Mais uma vez, Metatheorique, os meus agradecimentos por dar a conhecer passagens deste livro, desta vez pela negativa. Assim percebo que não perdi nada a lê-lo e não vale a pena fazê-lo. Só diz lugares comuns e ainda por cima todos mal explicados, fora do alvo, como alguém que fala de um país sem lá ter vivido. Como eu falo, por exemplo, da América. Só que eu tenho consciência de que só devo estar a dizer parvoíces e muitas vezes falo assim aos americanos para os provocar, para ver a reacção, para testar a minha própria ignorância.
Mas agradeço porque se deve agradecer sempre que alguém nos ajuda a riscar um livro da lista (quando há tantos para ler). Gosto destes pedacinhos. Continue, por favor.

e-ko disse...

Gótika,

não me parece justo dizer que o Gil, por não ter vivido por aqui de forma contínua uma parte da sua vida, não sabe nem percebe o que por cá se passa. por vezes é necessário uma distância forçada ou voluntária para que comportamentos e práticas em que nós próprios estamos envolvidos e que nem conseguimos ver como tóxicos, para que nos comecem a parecer estranhos.
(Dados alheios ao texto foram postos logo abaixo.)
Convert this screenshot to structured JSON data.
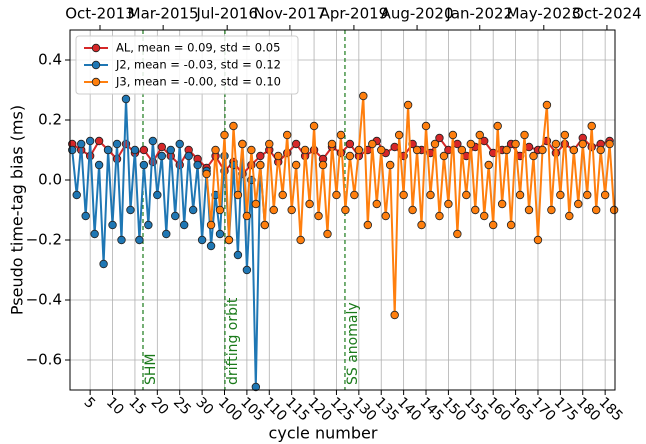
{
  "chart_data": {
    "type": "line",
    "xlabel": "cycle number",
    "ylabel": "Pseudo time-tag bias (ms)",
    "xlim": [
      0.5,
      122.2
    ],
    "ylim": [
      -0.7,
      0.5
    ],
    "xticks": [
      5,
      10,
      15,
      20,
      25,
      30,
      {
        "value": 35,
        "label": "100"
      },
      {
        "value": 40,
        "label": "105"
      },
      {
        "value": 45,
        "label": "110"
      },
      {
        "value": 50,
        "label": "115"
      },
      {
        "value": 55,
        "label": "120"
      },
      {
        "value": 60,
        "label": "125"
      },
      {
        "value": 65,
        "label": "130"
      },
      {
        "value": 70,
        "label": "135"
      },
      {
        "value": 75,
        "label": "140"
      },
      {
        "value": 80,
        "label": "145"
      },
      {
        "value": 85,
        "label": "150"
      },
      {
        "value": 90,
        "label": "155"
      },
      {
        "value": 95,
        "label": "160"
      },
      {
        "value": 100,
        "label": "165"
      },
      {
        "value": 105,
        "label": "170"
      },
      {
        "value": 110,
        "label": "175"
      },
      {
        "value": 115,
        "label": "180"
      },
      {
        "value": 120,
        "label": "185"
      }
    ],
    "x2ticks": [
      {
        "value": 7.2,
        "label": "Oct-2013"
      },
      {
        "value": 21.3,
        "label": "Mar-2015"
      },
      {
        "value": 35.6,
        "label": "Jul-2016"
      },
      {
        "value": 49.6,
        "label": "Nov-2017"
      },
      {
        "value": 63.9,
        "label": "Apr-2019"
      },
      {
        "value": 78,
        "label": "Aug-2020"
      },
      {
        "value": 92,
        "label": "Jan-2022"
      },
      {
        "value": 106.3,
        "label": "May-2023"
      },
      {
        "value": 120.4,
        "label": "Oct-2024"
      }
    ],
    "yticks": [
      0.4,
      0.2,
      {
        "value": 0,
        "label": "0.0"
      },
      {
        "value": -0.2,
        "label": "−0.2"
      },
      {
        "value": -0.4,
        "label": "−0.4"
      },
      {
        "value": -0.6,
        "label": "−0.6"
      }
    ],
    "grid": true,
    "legend": "upper left",
    "annotations": [
      {
        "text": "SHM",
        "x": 16.8
      },
      {
        "text": "drifting orbit",
        "x": 35.1
      },
      {
        "text": "SS anomaly",
        "x": 61.9
      }
    ],
    "annotation_color": "#1a7a1a",
    "series": [
      {
        "name": "AL, mean = 0.09, std = 0.05",
        "color": "#d62728",
        "x": [
          1,
          3,
          5,
          7,
          9,
          11,
          13,
          15,
          17,
          19,
          21,
          23,
          25,
          27,
          29,
          31,
          33,
          35,
          37,
          39,
          41,
          43,
          45,
          47,
          49,
          51,
          53,
          55,
          57,
          59,
          61,
          63,
          65,
          67,
          69,
          71,
          73,
          75,
          77,
          79,
          81,
          83,
          85,
          87,
          89,
          91,
          93,
          95,
          97,
          99,
          101,
          103,
          105,
          107,
          109,
          111,
          113,
          115,
          117,
          119,
          121
        ],
        "values": [
          0.12,
          0.1,
          0.08,
          0.13,
          0.1,
          0.07,
          0.12,
          0.09,
          0.1,
          0.06,
          0.11,
          0.08,
          0.05,
          0.1,
          0.07,
          0.04,
          0.08,
          0.03,
          0.06,
          0.02,
          0.05,
          0.08,
          0.1,
          0.06,
          0.09,
          0.12,
          0.08,
          0.1,
          0.07,
          0.11,
          0.09,
          0.12,
          0.08,
          0.1,
          0.13,
          0.09,
          0.11,
          0.08,
          0.12,
          0.1,
          0.09,
          0.14,
          0.1,
          0.12,
          0.08,
          0.11,
          0.13,
          0.09,
          0.1,
          0.12,
          0.08,
          0.11,
          0.1,
          0.13,
          0.09,
          0.12,
          0.1,
          0.14,
          0.11,
          0.12,
          0.13
        ]
      },
      {
        "name": "J2, mean = -0.03, std = 0.12",
        "color": "#1f77b4",
        "x": [
          1,
          2,
          3,
          4,
          5,
          6,
          7,
          8,
          9,
          10,
          11,
          12,
          13,
          14,
          15,
          16,
          17,
          18,
          19,
          20,
          21,
          22,
          23,
          24,
          25,
          26,
          27,
          28,
          29,
          30,
          31,
          32,
          33,
          34,
          35,
          36,
          37,
          38,
          39,
          40,
          41,
          42,
          43,
          44
        ],
        "values": [
          0.1,
          -0.05,
          0.12,
          -0.12,
          0.13,
          -0.18,
          0.05,
          -0.28,
          0.1,
          -0.15,
          0.12,
          -0.2,
          0.27,
          -0.1,
          0.1,
          -0.2,
          0.05,
          -0.15,
          0.13,
          -0.05,
          0.08,
          -0.18,
          0.1,
          -0.12,
          0.12,
          -0.15,
          0.08,
          -0.1,
          0.05,
          -0.2,
          0.03,
          -0.22,
          -0.05,
          -0.18,
          0.08,
          -0.2,
          0.05,
          -0.25,
          0.12,
          -0.3,
          0.0,
          -0.69,
          0.05,
          -0.15
        ]
      },
      {
        "name": "J3, mean = -0.00, std = 0.10",
        "color": "#ff7f0e",
        "x": [
          31,
          32,
          33,
          34,
          35,
          36,
          37,
          38,
          39,
          40,
          41,
          42,
          43,
          44,
          45,
          46,
          47,
          48,
          49,
          50,
          51,
          52,
          53,
          54,
          55,
          56,
          57,
          58,
          59,
          60,
          61,
          62,
          63,
          64,
          65,
          66,
          67,
          68,
          69,
          70,
          71,
          72,
          73,
          74,
          75,
          76,
          77,
          78,
          79,
          80,
          81,
          82,
          83,
          84,
          85,
          86,
          87,
          88,
          89,
          90,
          91,
          92,
          93,
          94,
          95,
          96,
          97,
          98,
          99,
          100,
          101,
          102,
          103,
          104,
          105,
          106,
          107,
          108,
          109,
          110,
          111,
          112,
          113,
          114,
          115,
          116,
          117,
          118,
          119,
          120,
          121,
          122
        ],
        "values": [
          0.02,
          -0.15,
          0.1,
          -0.1,
          0.15,
          -0.2,
          0.18,
          -0.05,
          0.12,
          -0.12,
          0.1,
          -0.08,
          0.05,
          -0.15,
          0.12,
          -0.1,
          0.08,
          -0.05,
          0.15,
          -0.1,
          0.05,
          -0.2,
          0.1,
          -0.08,
          0.18,
          -0.12,
          0.05,
          -0.18,
          0.12,
          -0.05,
          0.15,
          -0.1,
          0.08,
          -0.05,
          0.1,
          0.28,
          -0.15,
          0.12,
          -0.08,
          0.1,
          -0.12,
          0.05,
          -0.45,
          0.15,
          -0.05,
          0.25,
          -0.1,
          0.1,
          -0.15,
          0.18,
          -0.05,
          0.12,
          -0.12,
          0.08,
          -0.08,
          0.15,
          -0.18,
          0.1,
          -0.05,
          0.12,
          -0.1,
          0.15,
          -0.12,
          0.05,
          -0.15,
          0.18,
          -0.08,
          0.1,
          -0.15,
          0.12,
          -0.05,
          0.15,
          -0.1,
          0.08,
          -0.2,
          0.1,
          0.25,
          -0.1,
          0.12,
          -0.05,
          0.15,
          -0.12,
          0.1,
          -0.08,
          0.12,
          -0.05,
          0.18,
          -0.1,
          0.1,
          -0.05,
          0.12,
          -0.1
        ]
      }
    ]
  }
}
também eu vivi muitos anos longe daqui, mas tinha visto o suficiente nos "pequeninos" meios intelectuais, e na minha própria família, que se estende por todas as classes sociais, com uma traçabilidade genealógica sobre um certo número de gerações...

não é a mesma coisa lançar-se em pequenas provocações contra os cidadãos dum país que não se conhece o suficiente para que não se saia dos clichés habituais. ter vivido a infância e adolescência integrado no sistema social e familiar duma nação permite bem conhecer como as mentes se estruturam no interior dos grupos e a distância torna-se numa espécie de lupa.

não penso que o medo de existir ainda seja determinante, mas uma espécie de vazio do medo... como uma parede "real" que foi pulverizada, mas que marca ainda o espaço imaginário que mantém as mesmas estruturas psicológicas e sociais. e não são só os mais ignorantes que o perpetuam.